Il ricordo di Moro divide il Parlamento

Pellegrino: «Cossiga capì che intorno a lui c'era chi non voleva salvarlo». Insorge l'Udr

M. Ne.,

ROMA - Vent'anni fa, il 9 maggio 1978, le Brigate rosse assassinarono Aldo Moro e fecero trovare il suo corpo nel bagagliaio di una Renault 4 in via Caetani, a due passi dalle sedi della Dc e del Pci. Il Parlamento ricorda lo statista democristiano con un Convegno nell'aula di Montecitorio, dove eccezionalmente, ieri ed oggi, vengono ammessi ospiti esterni. «Un'altra commemorazione svolta in quest'aula - dice Giulio Andreotti - risale al 1970, quando venne rievocata la presa di Porta Pia».
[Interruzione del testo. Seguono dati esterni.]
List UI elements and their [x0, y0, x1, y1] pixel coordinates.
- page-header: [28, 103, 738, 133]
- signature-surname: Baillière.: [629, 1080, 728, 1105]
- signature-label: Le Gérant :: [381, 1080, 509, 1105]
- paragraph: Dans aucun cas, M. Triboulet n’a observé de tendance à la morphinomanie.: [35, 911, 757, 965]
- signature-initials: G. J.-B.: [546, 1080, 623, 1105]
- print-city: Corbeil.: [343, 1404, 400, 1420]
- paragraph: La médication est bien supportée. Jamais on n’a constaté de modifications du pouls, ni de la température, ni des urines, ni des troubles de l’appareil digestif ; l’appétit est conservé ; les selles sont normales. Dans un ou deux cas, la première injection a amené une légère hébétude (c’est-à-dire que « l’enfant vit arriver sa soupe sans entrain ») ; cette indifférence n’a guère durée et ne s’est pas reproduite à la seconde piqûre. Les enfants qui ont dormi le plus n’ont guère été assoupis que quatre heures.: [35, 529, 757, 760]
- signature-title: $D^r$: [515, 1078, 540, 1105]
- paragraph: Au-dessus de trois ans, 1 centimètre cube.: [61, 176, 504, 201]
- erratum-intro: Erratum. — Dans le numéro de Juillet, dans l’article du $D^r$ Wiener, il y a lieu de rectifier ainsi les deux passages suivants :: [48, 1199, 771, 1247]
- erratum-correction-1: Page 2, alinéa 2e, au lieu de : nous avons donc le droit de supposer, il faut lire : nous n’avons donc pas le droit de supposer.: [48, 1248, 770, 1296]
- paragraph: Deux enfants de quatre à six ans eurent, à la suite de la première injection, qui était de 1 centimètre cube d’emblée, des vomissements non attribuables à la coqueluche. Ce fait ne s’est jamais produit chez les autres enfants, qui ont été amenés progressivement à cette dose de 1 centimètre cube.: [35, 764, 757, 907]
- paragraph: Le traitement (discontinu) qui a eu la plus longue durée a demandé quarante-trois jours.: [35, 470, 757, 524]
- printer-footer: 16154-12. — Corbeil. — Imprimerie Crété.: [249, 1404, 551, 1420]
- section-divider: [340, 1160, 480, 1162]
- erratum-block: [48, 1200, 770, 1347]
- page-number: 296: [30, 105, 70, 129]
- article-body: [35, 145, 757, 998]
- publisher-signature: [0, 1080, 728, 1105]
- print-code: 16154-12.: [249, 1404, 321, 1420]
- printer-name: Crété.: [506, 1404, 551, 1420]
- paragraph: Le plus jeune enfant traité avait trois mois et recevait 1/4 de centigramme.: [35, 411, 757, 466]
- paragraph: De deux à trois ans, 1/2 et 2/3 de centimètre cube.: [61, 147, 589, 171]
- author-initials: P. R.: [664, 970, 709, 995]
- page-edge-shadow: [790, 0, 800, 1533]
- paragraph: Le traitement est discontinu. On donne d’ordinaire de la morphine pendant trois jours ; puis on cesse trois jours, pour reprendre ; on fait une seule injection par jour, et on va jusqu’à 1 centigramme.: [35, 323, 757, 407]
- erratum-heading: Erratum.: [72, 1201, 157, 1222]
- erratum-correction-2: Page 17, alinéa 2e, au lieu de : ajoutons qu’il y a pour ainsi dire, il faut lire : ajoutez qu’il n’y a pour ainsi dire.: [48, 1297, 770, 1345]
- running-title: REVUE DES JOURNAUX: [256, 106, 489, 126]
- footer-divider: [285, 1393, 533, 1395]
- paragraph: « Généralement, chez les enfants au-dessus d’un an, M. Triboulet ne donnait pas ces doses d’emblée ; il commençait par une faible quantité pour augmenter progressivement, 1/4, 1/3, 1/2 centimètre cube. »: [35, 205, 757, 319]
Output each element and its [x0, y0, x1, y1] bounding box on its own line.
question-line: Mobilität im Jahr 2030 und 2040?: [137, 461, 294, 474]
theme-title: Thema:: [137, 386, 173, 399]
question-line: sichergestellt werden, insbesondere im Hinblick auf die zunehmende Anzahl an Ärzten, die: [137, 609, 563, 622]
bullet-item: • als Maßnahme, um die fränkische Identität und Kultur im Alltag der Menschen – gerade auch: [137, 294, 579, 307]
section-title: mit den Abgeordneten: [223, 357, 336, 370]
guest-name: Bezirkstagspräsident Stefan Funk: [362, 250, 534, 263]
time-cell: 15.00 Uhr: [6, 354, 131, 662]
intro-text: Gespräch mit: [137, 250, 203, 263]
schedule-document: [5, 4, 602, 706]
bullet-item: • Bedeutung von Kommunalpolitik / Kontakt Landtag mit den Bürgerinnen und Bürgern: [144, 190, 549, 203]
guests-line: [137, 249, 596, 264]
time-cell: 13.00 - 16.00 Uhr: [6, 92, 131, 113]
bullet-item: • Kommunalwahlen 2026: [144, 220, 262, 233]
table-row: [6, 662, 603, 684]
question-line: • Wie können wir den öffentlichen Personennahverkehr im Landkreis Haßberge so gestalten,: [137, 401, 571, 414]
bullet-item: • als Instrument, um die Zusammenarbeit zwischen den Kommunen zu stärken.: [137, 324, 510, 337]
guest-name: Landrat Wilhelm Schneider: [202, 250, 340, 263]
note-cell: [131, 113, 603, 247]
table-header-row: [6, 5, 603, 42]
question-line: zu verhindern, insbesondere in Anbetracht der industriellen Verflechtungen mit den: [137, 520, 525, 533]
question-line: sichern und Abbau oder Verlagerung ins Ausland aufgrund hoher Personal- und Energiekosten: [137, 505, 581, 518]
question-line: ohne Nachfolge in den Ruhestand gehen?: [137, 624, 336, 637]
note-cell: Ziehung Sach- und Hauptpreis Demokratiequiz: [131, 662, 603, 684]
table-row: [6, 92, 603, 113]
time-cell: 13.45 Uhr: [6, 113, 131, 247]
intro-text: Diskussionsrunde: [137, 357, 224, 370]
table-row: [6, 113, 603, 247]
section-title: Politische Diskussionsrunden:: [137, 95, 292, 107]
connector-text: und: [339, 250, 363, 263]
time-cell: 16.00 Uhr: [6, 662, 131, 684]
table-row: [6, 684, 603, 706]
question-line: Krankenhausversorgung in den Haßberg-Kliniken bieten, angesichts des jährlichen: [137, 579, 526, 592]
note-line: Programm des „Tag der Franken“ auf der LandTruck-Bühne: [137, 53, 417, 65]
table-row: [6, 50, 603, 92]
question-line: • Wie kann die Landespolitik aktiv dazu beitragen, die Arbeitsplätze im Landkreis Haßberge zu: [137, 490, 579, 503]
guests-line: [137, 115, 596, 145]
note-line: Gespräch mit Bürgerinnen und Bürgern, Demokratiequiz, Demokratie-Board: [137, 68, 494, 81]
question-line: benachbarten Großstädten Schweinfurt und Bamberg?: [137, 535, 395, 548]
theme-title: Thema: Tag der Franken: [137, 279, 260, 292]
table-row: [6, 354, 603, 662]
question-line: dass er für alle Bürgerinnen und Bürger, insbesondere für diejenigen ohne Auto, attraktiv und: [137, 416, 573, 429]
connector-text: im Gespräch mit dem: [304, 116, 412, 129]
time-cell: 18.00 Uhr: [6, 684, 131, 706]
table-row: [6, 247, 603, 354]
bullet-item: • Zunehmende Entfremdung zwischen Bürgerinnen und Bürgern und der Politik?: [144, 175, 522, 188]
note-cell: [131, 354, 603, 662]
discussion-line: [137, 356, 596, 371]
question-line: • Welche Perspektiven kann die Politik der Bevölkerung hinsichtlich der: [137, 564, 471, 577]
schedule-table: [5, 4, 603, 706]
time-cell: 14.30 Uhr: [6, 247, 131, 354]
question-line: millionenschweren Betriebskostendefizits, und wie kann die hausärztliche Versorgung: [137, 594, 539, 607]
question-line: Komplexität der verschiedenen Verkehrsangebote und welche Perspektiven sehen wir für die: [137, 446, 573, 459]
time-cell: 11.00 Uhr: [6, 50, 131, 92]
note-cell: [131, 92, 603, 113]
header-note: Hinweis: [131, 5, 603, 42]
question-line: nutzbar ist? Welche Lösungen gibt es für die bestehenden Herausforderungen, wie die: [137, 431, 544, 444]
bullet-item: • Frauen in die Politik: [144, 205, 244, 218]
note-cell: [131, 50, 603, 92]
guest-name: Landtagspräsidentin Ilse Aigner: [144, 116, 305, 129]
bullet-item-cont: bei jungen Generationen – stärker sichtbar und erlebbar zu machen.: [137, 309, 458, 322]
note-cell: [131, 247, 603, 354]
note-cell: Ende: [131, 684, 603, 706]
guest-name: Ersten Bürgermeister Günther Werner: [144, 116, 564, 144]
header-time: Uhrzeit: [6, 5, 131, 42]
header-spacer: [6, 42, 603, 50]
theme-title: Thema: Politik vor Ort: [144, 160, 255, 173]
Ne è felice la figlia dello statista, Agnese, alla quale sembra doveroso «riportare Aldo Moro in Parlamento, nel luogo in cui spese un trentennio di vita». Sul banco che occupava l'ex presidente della Dc è stato deposto un mazzo di rose, verso il quale punta lo sguardo il presidente della Camera Luciano Violante, quando dice che Moro venne ucciso «dalla grandezza e dalla novità del suo progetto», dalla intuizione che la società italiana «ha bisogno di una democrazia compiuta». Anche il presidente del Senato, Nicola Mancino, ricorda che Moro auspicava solidarietà, concordia fra i partiti, e oggi questo dovrebbe servire da lezione per «fare le riforme tutti uniti». Secondo Mancino, Moro coltivava un obiettivo finale che adesso può essere raggiunto, e cioè «un'alternanza al governo senza rischi per il sistema».

Al di là degli aspetti politici, il ventesimo anniversario dell'uccisione di Moro è occasione buona per riaprire vecchie polemiche. Di nuovo si parla dei «misteri» che ancora dominano i 55 giorni da lui passati nella tetra prigione delle Br, e riaffiorano gli interrogativi sul ruolo che eventualmente ebbero nella vicenda i servizi segreti, a quel tempo capeggiati da personaggi iscritti alla P2. «Un filo nero - dice lo storico Pietro Scoppola -, intessuto di poteri occulti, di servizi segreti deviati, attraversa il caso Moro».

Per Enrico La Loggia, capogruppo di Forza Italia al Senato, «troppe ombre, dubbi, reticenze permangono». E il presidente della Commissione stragi, Giovanni Pellegrino (Ds), chiama in causa Francesco Cossiga, che nel '78 era ministro dell'Interno. Non gli rimprovera nulla di preciso, però lancia il sospetto che Cossiga avesse capito che «le persone che gli erano vicine non si muovevano per salvare Moro».

Parole che hanno scatenato un putiferio. Il senatore del gruppo per l'Udr Maurizio Ronconi le liquida come «uno squallido tentativo» della sinistra di chiamare Cossiga sul banco degli imputati. Stessa chiave di lettura ne danno quattro deputati di An, per i quali Cossiga, «da quando ha deciso di scendere in campo» ha rovinato «il sonno a molti dirigenti del Pds».

Nel nome di Moro, tutti gli ex Dc si ritrovano stamattina nella chiesa del Gesù per la messa. Ci saranno Marini (Ppi), Casini (Ccd), Buttiglione (Cdu), Mastella (Cdr) e Cossiga. Mentre il Convegno della Camera dedicato allo statista sarà chiuso da Scalfaro, in diretta tv.